Le problème de l’accès aux soins dans les pays pauvres est directement perceptible dans notre pays à travers la multiplication des expulsions de notre territoire de malades du sida   ayant tout quitté dans l’espoir d’accéder ici à des soins dans les mêmes conditions que les malades du Nord. Les pouvoirs publics « justifient » souvent ces expulsions en invoquant la possibilité théorique d’accéder à des traitements ARV   dans les pays d’origine. La question du prix est alors cruciale...

A un autre niveau, l’OMS   ne cesse de tirer la sonnette d’alarme et de rappeller à l’ordre la France qui n’honore aucun de ses engagements malgré les discours publics de Jacques Chirac. Le programme « 3x5 » qui a pour ambition de mettre sous ARV   3 millions de malades du sida   dans le monde d’ici la fin 2005 n’a pas récolté tout l’argent promis. A l’heure actuelle, et malgré l’engagement financier de Tony Blair dans ce projet, les financements accordés par les pays riches sont 2 milliards de dollars en deçà des montants nécessaires pour mettre le programme en application. Ce constat de carence est le même du côté du Fond Mondial sida  -tuberculose-paludisme imaginé par Chirac en 1997 et qui voit ses ressources stagner, avec seulement 1,3 milliards par an. Et ce, alors que le Président français s’était engagé publiquement lors du G8 en 2001, à ce que « le Fonds mondial atteigne rapidement la masse critique de 10 milliards de dollars ».

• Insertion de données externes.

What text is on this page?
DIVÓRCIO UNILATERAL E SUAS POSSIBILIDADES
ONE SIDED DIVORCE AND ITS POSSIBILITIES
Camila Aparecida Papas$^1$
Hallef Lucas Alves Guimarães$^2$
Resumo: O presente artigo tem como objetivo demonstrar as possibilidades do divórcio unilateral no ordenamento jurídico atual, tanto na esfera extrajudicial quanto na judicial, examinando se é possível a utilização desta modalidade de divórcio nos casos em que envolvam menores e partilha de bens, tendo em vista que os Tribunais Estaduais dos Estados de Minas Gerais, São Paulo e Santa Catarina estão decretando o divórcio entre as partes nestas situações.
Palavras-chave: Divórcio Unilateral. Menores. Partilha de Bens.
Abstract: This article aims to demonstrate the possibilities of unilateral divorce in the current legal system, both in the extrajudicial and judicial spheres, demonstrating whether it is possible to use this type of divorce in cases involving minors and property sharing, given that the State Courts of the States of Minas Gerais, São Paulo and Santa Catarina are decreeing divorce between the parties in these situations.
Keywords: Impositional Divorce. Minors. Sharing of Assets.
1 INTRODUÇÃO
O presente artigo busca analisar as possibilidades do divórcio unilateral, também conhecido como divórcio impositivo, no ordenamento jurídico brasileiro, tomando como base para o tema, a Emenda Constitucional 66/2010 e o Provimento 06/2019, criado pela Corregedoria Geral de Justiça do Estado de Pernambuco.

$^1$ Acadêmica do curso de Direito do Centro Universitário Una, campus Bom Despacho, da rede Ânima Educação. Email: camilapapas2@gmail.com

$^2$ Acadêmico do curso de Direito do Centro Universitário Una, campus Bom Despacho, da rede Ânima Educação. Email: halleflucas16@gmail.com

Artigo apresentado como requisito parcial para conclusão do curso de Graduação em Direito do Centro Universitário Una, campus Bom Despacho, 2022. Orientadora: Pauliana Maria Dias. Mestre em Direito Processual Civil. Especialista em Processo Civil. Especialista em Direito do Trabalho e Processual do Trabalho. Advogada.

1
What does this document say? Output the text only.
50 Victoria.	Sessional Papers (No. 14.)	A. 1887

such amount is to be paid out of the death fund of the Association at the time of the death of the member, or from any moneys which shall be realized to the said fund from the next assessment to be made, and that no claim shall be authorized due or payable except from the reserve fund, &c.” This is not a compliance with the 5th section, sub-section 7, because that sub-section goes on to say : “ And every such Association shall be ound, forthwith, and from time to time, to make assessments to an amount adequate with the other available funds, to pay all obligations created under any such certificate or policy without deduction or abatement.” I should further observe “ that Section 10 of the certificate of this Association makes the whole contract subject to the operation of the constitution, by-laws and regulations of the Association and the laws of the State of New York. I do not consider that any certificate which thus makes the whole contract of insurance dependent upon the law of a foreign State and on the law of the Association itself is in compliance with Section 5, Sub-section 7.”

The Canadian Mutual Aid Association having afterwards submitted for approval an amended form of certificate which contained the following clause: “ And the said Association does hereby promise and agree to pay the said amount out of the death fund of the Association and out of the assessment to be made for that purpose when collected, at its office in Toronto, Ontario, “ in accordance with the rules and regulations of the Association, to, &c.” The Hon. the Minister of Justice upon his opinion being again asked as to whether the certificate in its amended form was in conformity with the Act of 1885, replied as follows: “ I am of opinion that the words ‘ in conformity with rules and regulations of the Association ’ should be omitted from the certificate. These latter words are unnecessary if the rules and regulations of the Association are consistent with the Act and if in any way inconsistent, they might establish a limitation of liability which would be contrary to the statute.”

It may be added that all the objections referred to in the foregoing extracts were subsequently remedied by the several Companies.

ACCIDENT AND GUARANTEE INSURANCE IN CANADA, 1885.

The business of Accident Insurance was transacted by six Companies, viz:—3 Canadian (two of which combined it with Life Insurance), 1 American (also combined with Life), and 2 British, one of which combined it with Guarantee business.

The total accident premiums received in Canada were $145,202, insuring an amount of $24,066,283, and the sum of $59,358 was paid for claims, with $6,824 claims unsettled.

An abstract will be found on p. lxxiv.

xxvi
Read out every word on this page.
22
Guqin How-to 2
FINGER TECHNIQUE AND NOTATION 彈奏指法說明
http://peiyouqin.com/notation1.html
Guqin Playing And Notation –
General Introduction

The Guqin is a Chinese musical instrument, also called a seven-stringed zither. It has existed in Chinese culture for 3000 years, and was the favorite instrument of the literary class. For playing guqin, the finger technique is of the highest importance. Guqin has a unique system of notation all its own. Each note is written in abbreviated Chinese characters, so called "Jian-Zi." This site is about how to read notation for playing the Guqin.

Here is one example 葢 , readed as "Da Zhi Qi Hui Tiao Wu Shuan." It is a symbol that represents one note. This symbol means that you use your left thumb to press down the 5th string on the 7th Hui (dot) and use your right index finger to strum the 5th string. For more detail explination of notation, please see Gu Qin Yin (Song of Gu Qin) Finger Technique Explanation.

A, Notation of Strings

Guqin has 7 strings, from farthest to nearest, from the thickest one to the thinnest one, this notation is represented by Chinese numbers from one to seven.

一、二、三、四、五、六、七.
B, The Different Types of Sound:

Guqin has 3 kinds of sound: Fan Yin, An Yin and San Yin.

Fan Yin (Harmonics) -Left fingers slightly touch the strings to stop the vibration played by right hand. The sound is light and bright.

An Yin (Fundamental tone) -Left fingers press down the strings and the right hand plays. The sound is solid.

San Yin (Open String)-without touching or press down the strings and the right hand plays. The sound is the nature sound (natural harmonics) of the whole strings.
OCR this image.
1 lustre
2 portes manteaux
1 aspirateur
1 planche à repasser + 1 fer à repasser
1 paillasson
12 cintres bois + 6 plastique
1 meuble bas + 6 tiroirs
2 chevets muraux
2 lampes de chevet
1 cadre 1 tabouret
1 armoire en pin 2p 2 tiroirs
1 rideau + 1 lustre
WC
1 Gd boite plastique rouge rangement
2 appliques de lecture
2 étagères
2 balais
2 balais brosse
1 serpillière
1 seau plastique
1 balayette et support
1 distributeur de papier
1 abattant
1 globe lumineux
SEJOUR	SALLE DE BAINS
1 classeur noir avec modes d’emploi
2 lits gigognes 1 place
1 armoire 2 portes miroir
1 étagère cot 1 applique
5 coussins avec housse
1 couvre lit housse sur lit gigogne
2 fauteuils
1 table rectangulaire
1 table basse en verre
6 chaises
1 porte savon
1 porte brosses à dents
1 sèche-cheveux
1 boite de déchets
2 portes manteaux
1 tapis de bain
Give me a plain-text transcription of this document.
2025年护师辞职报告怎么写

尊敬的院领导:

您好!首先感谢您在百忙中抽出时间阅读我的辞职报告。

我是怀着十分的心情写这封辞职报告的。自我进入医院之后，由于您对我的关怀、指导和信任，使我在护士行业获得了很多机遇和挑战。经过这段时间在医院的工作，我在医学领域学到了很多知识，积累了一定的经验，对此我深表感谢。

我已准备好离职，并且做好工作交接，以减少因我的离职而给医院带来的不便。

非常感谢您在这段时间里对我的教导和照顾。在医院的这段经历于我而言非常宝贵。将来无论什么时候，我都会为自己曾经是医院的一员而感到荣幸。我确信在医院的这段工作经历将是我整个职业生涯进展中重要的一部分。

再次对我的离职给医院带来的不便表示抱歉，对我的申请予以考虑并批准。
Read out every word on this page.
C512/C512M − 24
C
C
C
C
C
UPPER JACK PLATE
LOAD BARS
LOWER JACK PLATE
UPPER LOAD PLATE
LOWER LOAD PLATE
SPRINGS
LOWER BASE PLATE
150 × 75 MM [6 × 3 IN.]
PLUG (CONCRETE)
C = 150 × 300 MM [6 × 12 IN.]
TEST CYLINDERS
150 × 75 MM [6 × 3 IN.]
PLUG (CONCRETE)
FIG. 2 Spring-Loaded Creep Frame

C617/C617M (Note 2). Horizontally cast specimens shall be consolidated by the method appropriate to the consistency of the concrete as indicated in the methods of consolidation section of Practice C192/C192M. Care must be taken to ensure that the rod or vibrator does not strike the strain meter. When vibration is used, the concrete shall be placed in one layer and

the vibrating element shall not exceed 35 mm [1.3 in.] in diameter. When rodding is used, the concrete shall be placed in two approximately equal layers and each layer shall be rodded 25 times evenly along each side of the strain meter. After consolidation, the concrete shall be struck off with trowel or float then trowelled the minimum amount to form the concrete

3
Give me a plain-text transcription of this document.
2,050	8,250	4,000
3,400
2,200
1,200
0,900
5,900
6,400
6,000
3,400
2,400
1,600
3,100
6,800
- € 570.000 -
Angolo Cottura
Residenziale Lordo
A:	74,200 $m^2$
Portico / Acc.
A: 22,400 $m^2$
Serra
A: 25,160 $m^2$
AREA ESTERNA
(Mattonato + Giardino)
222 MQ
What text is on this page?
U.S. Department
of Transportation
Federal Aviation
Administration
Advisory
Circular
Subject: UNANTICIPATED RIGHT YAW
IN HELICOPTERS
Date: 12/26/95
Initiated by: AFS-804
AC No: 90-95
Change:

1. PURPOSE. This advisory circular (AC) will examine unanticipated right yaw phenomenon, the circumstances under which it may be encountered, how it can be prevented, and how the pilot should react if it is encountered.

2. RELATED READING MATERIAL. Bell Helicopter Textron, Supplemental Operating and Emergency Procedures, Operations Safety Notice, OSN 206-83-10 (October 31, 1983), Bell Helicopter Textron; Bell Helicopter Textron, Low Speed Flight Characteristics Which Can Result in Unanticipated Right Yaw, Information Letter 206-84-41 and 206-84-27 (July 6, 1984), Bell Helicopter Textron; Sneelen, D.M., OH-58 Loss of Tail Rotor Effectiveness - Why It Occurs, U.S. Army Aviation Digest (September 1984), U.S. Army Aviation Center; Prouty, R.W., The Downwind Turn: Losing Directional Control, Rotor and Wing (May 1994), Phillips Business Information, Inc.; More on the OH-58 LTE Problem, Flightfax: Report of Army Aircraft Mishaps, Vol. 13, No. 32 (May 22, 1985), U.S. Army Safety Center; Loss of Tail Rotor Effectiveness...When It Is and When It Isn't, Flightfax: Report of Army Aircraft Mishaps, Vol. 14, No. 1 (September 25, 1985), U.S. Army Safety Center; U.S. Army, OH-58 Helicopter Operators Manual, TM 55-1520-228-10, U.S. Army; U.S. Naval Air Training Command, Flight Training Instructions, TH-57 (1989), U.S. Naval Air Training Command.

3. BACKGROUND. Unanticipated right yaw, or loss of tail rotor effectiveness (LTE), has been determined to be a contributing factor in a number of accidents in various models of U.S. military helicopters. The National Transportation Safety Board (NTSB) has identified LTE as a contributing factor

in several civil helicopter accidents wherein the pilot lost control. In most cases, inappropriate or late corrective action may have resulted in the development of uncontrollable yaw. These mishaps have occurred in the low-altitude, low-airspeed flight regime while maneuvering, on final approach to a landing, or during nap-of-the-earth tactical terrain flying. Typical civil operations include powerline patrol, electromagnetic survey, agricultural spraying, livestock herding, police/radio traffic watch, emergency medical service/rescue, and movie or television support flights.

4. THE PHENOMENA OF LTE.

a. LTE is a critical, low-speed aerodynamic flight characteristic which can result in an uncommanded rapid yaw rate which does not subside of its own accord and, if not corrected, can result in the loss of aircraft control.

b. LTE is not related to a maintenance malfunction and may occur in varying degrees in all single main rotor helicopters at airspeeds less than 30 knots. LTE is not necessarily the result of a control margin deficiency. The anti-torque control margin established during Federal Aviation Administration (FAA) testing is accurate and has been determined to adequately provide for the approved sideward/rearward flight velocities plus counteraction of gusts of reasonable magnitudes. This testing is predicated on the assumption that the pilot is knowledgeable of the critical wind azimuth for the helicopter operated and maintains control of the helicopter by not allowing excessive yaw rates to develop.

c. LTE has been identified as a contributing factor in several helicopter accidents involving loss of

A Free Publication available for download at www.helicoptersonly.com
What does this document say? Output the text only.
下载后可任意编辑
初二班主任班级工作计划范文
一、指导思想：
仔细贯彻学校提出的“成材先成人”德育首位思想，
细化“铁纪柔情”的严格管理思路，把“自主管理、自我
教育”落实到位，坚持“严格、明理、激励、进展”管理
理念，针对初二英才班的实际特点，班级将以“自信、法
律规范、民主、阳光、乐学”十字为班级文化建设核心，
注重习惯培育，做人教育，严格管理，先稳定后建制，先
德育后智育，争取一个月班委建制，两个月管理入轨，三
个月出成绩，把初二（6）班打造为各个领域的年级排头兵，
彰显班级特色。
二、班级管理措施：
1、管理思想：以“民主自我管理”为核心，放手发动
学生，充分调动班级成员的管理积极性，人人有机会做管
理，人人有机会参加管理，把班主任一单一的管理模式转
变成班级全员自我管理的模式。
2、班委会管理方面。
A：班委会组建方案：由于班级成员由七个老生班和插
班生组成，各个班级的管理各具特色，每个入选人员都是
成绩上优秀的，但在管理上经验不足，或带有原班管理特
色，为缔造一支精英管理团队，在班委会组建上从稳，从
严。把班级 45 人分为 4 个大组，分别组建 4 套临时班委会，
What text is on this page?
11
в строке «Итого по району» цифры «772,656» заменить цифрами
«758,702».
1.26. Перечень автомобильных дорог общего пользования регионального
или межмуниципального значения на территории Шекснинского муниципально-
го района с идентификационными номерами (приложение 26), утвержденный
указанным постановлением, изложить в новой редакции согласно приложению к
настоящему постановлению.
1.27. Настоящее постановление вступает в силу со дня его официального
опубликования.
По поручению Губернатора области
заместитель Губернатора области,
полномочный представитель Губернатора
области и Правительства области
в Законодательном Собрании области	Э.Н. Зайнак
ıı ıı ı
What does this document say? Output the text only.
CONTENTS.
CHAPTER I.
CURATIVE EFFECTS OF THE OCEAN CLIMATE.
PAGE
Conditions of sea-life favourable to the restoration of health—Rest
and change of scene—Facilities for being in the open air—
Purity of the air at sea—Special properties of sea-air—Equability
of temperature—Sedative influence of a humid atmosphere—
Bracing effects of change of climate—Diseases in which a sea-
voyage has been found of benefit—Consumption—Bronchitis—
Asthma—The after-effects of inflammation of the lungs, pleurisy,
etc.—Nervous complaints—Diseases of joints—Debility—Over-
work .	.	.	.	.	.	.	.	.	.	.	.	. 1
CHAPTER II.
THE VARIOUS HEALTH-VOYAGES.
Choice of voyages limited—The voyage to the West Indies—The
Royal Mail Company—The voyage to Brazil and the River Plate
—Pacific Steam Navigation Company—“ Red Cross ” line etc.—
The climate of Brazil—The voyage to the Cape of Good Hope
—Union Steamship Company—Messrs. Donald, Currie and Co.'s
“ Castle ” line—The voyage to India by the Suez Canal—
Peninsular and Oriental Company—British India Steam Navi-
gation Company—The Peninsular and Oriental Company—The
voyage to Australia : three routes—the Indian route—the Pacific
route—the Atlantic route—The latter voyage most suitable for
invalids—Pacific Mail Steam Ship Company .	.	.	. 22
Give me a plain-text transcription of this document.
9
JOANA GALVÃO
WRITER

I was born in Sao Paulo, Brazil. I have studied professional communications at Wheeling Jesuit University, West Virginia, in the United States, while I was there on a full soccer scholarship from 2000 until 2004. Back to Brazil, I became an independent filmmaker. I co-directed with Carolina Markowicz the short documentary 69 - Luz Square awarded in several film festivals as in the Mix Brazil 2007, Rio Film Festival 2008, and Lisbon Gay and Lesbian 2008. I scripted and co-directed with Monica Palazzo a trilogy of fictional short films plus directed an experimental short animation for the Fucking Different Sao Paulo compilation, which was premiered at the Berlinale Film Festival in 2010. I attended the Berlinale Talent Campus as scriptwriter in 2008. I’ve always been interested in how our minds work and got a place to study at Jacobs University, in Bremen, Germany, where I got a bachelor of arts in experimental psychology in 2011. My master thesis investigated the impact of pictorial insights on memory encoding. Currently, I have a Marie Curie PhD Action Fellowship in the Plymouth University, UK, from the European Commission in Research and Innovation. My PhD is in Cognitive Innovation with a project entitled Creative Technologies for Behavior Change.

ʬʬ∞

J’ai tenté dans ce texte de résumé les grandes lignes de l’actualité de l’accès aux soins dans les pays pauvres. J’ai voulu en pointer les contradictions entre les discours politiques, les exigences commerciales concrètes, et les conséquences de cette incurie dans la vie réelle des personnes atteintes. Pour cela, je me suis appuyée sur l’abondante production textuelle de MSF   et d’ACT UP Paris   (Commission Nord-Sud), acteurs dont l’engagement de la première heure n’a jamais faiblit et qui ont développé depuis longtemps une expertise indispensable dans le domaine du droit international et des brevets.

Si le sujet vous intéresse, je vous encourage à prendre directement contact avec moi pour des échanges d’informations beaucoup plus précises, et afin que je puisse vous contacter également lors des prochains épisodes. Je remercie tous les membres de OSI qui se sont impliqués d’une façon ou d’une autre à nos côtés pendant ces dernières semaines, tant d’un point de vue politique que logistique.

Nous restons mobilisés et vigilants, les combats sont bien loin d’être gagnés.